Execute a ServiceX query.

Parameters:
  • spec – The specification of the ServiceX query, either in a dictionary or a ServiceXSpec object.

  • config_path – The filesystem path to search for the servicex.yaml or .servicex file.

  • servicex_name – The name of the ServiceX instance, as specified in the configuration YAML file (None will give the default backend).

  • return_exceptions – If something goes wrong, bubble up the underlying exception for debugging (as opposed to just having a generic error).

  • fail_if_incomplete – If True: if not all input files are transformed, the transformation will be marked as a failure and no outputs will be available. If False, a partial file list will be returned.
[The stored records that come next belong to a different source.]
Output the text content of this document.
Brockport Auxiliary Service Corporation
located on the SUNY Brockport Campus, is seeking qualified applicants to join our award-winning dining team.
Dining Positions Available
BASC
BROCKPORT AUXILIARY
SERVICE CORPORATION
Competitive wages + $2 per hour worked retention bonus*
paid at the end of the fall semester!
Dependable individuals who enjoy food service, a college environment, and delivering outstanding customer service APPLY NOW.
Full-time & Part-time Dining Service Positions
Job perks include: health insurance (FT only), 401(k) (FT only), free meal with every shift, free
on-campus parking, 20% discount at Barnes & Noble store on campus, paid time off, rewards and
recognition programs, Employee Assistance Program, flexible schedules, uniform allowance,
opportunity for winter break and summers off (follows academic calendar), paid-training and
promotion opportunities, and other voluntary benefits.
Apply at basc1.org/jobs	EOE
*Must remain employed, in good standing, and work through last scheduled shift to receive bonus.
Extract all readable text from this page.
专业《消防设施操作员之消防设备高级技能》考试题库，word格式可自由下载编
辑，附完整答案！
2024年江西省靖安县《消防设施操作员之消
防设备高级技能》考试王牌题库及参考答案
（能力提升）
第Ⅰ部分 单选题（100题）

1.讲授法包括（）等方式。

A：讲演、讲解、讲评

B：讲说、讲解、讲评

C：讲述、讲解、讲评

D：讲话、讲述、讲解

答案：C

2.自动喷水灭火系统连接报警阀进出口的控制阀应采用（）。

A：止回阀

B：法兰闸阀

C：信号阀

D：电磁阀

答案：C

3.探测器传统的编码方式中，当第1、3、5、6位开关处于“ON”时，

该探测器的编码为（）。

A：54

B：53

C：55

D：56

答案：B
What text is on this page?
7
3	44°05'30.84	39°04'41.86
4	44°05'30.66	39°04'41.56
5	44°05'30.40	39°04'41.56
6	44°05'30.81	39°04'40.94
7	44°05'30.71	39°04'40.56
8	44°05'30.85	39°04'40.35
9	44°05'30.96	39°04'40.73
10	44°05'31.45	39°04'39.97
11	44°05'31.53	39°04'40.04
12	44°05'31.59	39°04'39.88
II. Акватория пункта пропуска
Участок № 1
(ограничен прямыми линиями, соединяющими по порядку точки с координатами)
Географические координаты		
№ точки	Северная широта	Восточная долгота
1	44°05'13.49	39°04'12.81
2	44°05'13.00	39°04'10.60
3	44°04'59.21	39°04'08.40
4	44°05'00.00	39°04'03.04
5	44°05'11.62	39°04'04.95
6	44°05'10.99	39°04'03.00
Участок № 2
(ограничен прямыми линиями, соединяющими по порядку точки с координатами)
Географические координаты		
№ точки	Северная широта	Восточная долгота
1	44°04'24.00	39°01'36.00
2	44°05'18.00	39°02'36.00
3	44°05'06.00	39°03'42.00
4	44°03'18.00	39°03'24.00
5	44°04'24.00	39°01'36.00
  • ignore_local_cache – If True, ignore the local query cache and always run the query on the remote ServiceX instance.

  • progress_bar – specify the kind of progress bar to show. ProgressBarFormat.expanded (the default) means every Sample will have its own progress bars; ProgressBarFormat.compact gives one summary progress bar for all transformations; ProgressBarFormat.none switches off progress bars completely.

  • concurrency – specify how many downloads to run in parallel (default is 8).

Returns:

A dictionary mapping the name of each Sample to a GuardList with the file names or URLs for the outputs.